IRV meets Later-no-Harm and  Later-no-Help and  is immune to Burial strategy, 
and these properties are incompatible with the Condorcet criterion.
Some people think these "reasons" are "good". 
""Core support" is a bogus reason: every time IRV chooses someone other than 
the plurality winner you're letting an overall majority trump a comparison of 
core supporters. But other times IRV will fail to do this, for reasons that 
simply don't exist apart from the system itself."
"Core support"  is  IMO just propaganda designed to reassure the public that 
IRV isn't  too radical a change from FPP.

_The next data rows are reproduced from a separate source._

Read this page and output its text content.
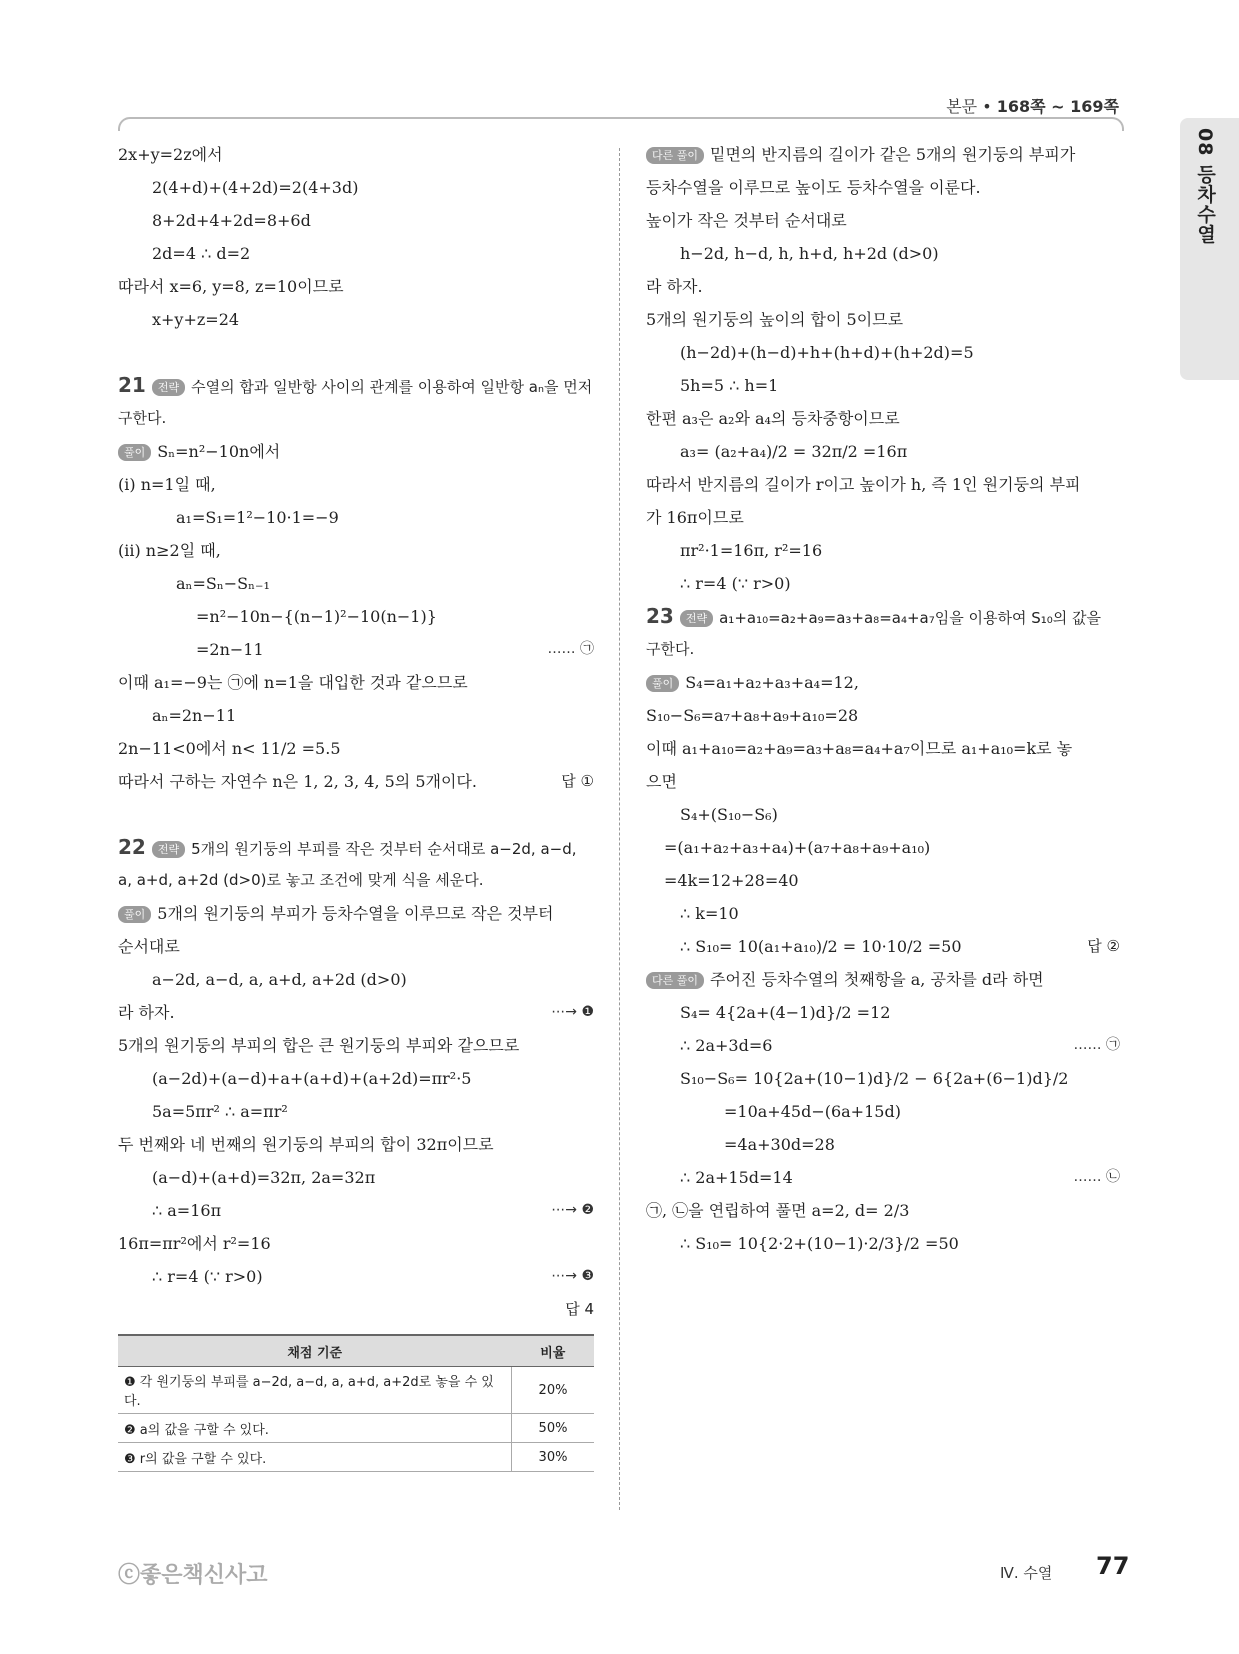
본문 • 168쪽 ~ 169쪽
08 등차수열
2x+y=2z에서
2(4+d)+(4+2d)=2(4+3d)
8+2d+4+2d=8+6d
2d=4 ∴ d=2
따라서 x=6, y=8, z=10이므로
x+y+z=24
21 전략 수열의 합과 일반항 사이의 관계를 이용하여 일반항 aₙ을 먼저
구한다.
풀이 Sₙ=n²−10n에서
(ⅰ) n=1일 때,
a₁=S₁=1²−10·1=−9
(ⅱ) n≥2일 때,
aₙ=Sₙ−Sₙ₋₁
=n²−10n−{(n−1)²−10(n−1)}
=2n−11	…… ㉠
이때 a₁=−9는 ㉠에 n=1을 대입한 것과 같으므로
aₙ=2n−11
2n−11<0에서 n< 11/2 =5.5
따라서 구하는 자연수 n은 1, 2, 3, 4, 5의 5개이다.	답 ①
22 전략 5개의 원기둥의 부피를 작은 것부터 순서대로 a−2d, a−d,
a, a+d, a+2d (d>0)로 놓고 조건에 맞게 식을 세운다.
풀이 5개의 원기둥의 부피가 등차수열을 이루므로 작은 것부터
순서대로
a−2d, a−d, a, a+d, a+2d (d>0)
라 하자.	⋯→ ❶
5개의 원기둥의 부피의 합은 큰 원기둥의 부피와 같으므로
(a−2d)+(a−d)+a+(a+d)+(a+2d)=πr²·5
5a=5πr² ∴ a=πr²
두 번째와 네 번째의 원기둥의 부피의 합이 32π이므로
(a−d)+(a+d)=32π, 2a=32π
∴ a=16π	⋯→ ❷
16π=πr²에서 r²=16
∴ r=4 (∵ r>0)	⋯→ ❸
답 4
채점 기준	비율
❶ 각 원기둥의 부피를 a−2d, a−d, a, a+d, a+2d로 놓을 수 있다.	20%
❷ a의 값을 구할 수 있다.	50%
❸ r의 값을 구할 수 있다.	30%
다른 풀이 밑면의 반지름의 길이가 같은 5개의 원기둥의 부피가
등차수열을 이루므로 높이도 등차수열을 이룬다.
높이가 작은 것부터 순서대로
h−2d, h−d, h, h+d, h+2d (d>0)
라 하자.
5개의 원기둥의 높이의 합이 5이므로
(h−2d)+(h−d)+h+(h+d)+(h+2d)=5
5h=5 ∴ h=1
한편 a₃은 a₂와 a₄의 등차중항이므로
a₃= (a₂+a₄)/2 = 32π/2 =16π
따라서 반지름의 길이가 r이고 높이가 h, 즉 1인 원기둥의 부피
가 16π이므로
πr²·1=16π, r²=16
∴ r=4 (∵ r>0)
23 전략 a₁+a₁₀=a₂+a₉=a₃+a₈=a₄+a₇임을 이용하여 S₁₀의 값을
구한다.
풀이 S₄=a₁+a₂+a₃+a₄=12,
S₁₀−S₆=a₇+a₈+a₉+a₁₀=28
이때 a₁+a₁₀=a₂+a₉=a₃+a₈=a₄+a₇이므로 a₁+a₁₀=k로 놓
으면
S₄+(S₁₀−S₆)
=(a₁+a₂+a₃+a₄)+(a₇+a₈+a₉+a₁₀)
=4k=12+28=40
∴ k=10
∴ S₁₀= 10(a₁+a₁₀)/2 = 10·10/2 =50	답 ②
다른 풀이 주어진 등차수열의 첫째항을 a, 공차를 d라 하면
S₄= 4{2a+(4−1)d}/2 =12
∴ 2a+3d=6	…… ㉠
S₁₀−S₆= 10{2a+(10−1)d}/2 − 6{2a+(6−1)d}/2
=10a+45d−(6a+15d)
=4a+30d=28
∴ 2a+15d=14	…… ㉡
㉠, ㉡을 연립하여 풀면 a=2, d= 2/3
∴ S₁₀= 10{2·2+(10−1)·2/3}/2 =50
ⓒ좋은책신사고	Ⅳ. 수열 77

BTW, which of the many methods that meet the Condorcet criterion is your 
favourite? 
Chris Benham


Aaron Armitage  wrote (Sun Jul 27,2008): 
Of course every reason you might offer for choosing one system over another is 
based on an idea of what a reasonable decision rule for making collective 
decisions in very large groups should look like. This is true for IRV advocate 
no less than advocates for other systems; where the system came from is beside 
the point, especially since most jurisdictions have never used the Exhaustive 
Ballot.

In an important respect, Condorcet is more natural than IRV: if a majority 
prefers Brad over Carter, this preference exists whether the voting system does 
anything with it, or even elicits enough information to determine that it 
exists. Condorcet simply discovers and applies this preference. IRV, on the 
other hand, elicits enough information to discover it exists, but may decide to 
ignore it based purely on procedural grounds. There are no good reasons for 
this, ever. "Core support" is a bogus reason: every time IRV chooses someone 
other than the plurality winner you're letting an overall majority trump a 
comparison of core supporters. But other times IRV will fail to do this, for 
reasons that simply don't exist apart from the system itself.